Regular
posted 26 Apr 2007 in Volume 10 Issue 7
Thought leader
The guru is dead, long live the network
By Oliver Schwabe
THROUGHOUT HISTORY, humanity has looked to leaders and ‘gurus’ to provide ideas and direction. Even today, for example, elections revolve around the supposed qualities of the respective candidate’s personalities – looks, even – rather than around the more complex business of the policies they might be proposing.
In the field of business – one that ought to be rigorously intellectual-driven – this can be seen as much as anywhere.
New business ideas and the gurus that champion them emerge, their ideas are adapted with varying degrees of enthusiasm and, in many cases quietly discarded when they fail to live up to over-inflated expectations.
But are things slowly changing?
Take Wikipedia as an easy example. While it is often criticised for pandering to the ‘wisdom of the crowds’ – that is to say, whatever the majority and those with too much time on their hands believe is true tends to become ‘wiki fact’, more considered opinions are edited out by the ‘crowd’ – just look at the immense resource it has become.

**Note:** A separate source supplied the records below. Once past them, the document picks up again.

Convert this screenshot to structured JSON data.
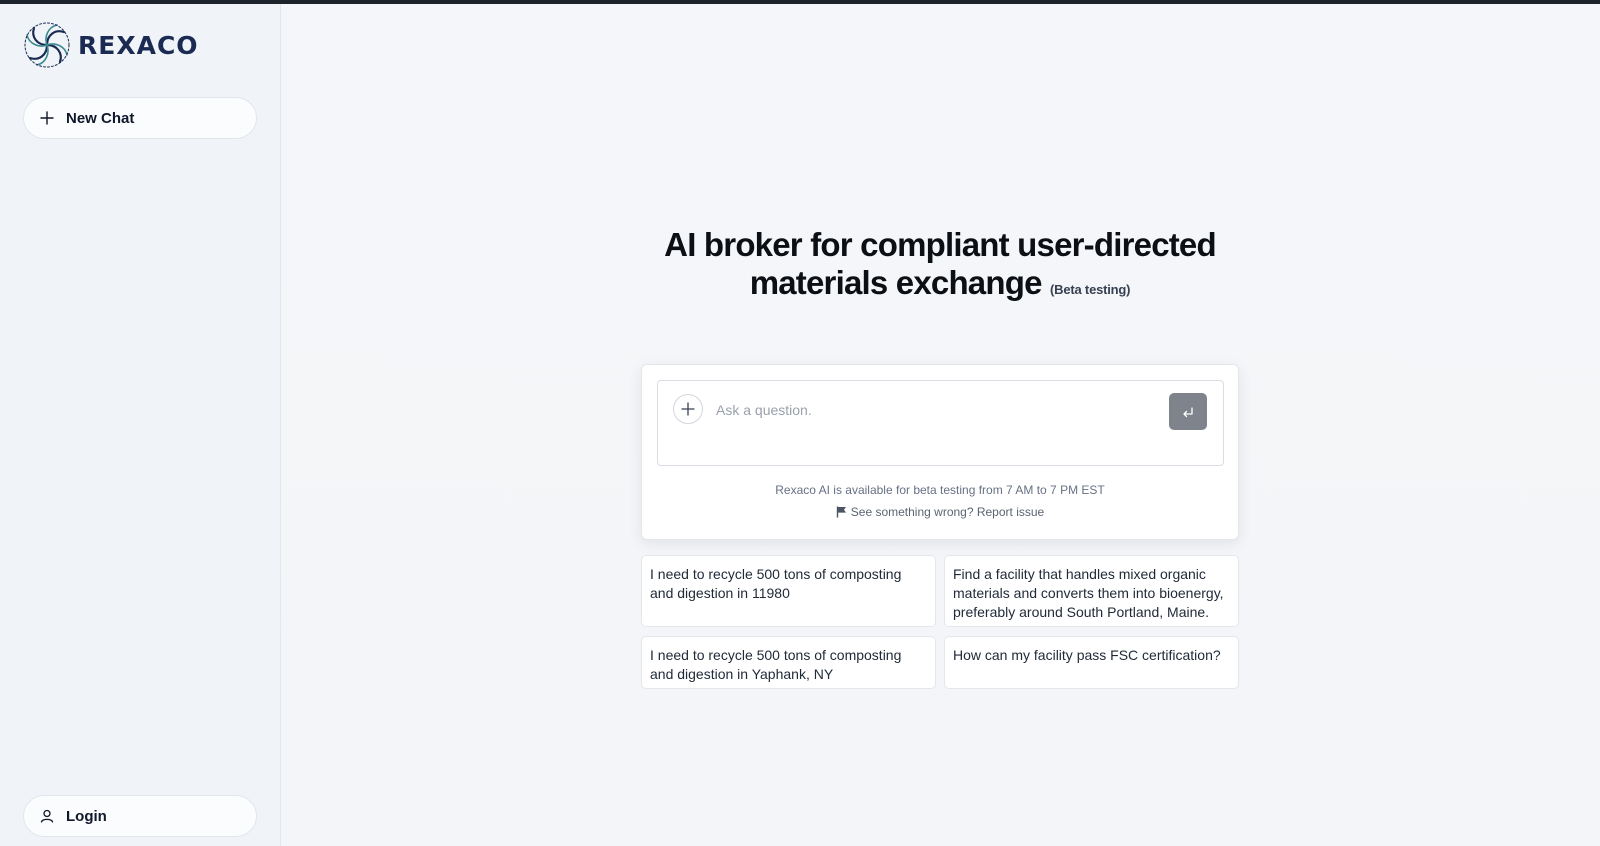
{
  "app": {
    "brand_name": "REXACO",
    "logo_icon": "spiral-logo-icon",
    "brand_color": "#1a2a52",
    "topbar_color": "#1d232b"
  },
  "sidebar": {
    "new_chat": {
      "label": "New Chat",
      "icon": "plus-icon"
    },
    "login": {
      "label": "Login",
      "icon": "user-icon"
    }
  },
  "hero": {
    "title_line1": "AI broker for compliant user-directed",
    "title_line2": "materials exchange",
    "beta_note": "(Beta testing)"
  },
  "chat": {
    "attach_icon": "plus-icon",
    "placeholder": "Ask a question.",
    "value": "",
    "send_icon": "enter-return-icon",
    "availability": "Rexaco AI is available for beta testing from 7 AM to 7 PM EST",
    "report_icon": "flag-icon",
    "report_text": "See something wrong? Report issue"
  },
  "suggestions": [
    {
      "text": "I need to recycle 500 tons of composting and digestion in 11980"
    },
    {
      "text": "Find a facility that handles mixed organic materials and converts them into bioenergy, preferably around South Portland, Maine."
    },
    {
      "text": "I need to recycle 500 tons of composting and digestion in Yaphank, NY"
    },
    {
      "text": "How can my facility pass FSC certification?"
    }
  ]
}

The great libraries of antiquity, lovingly put together over decades, have nothing on Wikipedia, a project that has harnessed the knowledge of the global community, not just a handful of ‘wise men’, and which is available to everyone, everywhere for no charge.
In such an environment, do we really need gurus or intellectual thought leaders anymore? In the ‘business model’ of the open source operating system Linux, there is no guru. It’s distributed intelligence.
Maybe we are already making the move from the lighthouses – isolated beacons of knowledge – to genuine networks such as the Entovation Group (www.entovation.com) or Value Networks Consortium (www.vncluster.com), what John Maloney, founder and chief strategist of KM Cluster, calls ‘collective intelligence’.
It’s become distributed – is ‘guru-dom’ no longer bound to a person?
It’s being found in networks. There are networks out there that are extremely influential, that do not have a single thought leader behind them. Due to this they are, indeed, largely unknown – but perhaps one could consider the leading consortia in European Union projects to be an example, or the London Knowledge Network.
If you take the network idea, those lighthouse beacons change all the time, depending on what sort of projects are happening. All of a sudden, you have somebody doing something, for example, with BP, rising out of this network as an implementer, as a ‘do-er’, and subsiding again. That is normal. Then, someone else arises with something new.
So you have this tension between networks and the individuals that implement because the network does not implement per se – it is changing constellations within them that are able to impact organisational dynamics at certain points in time.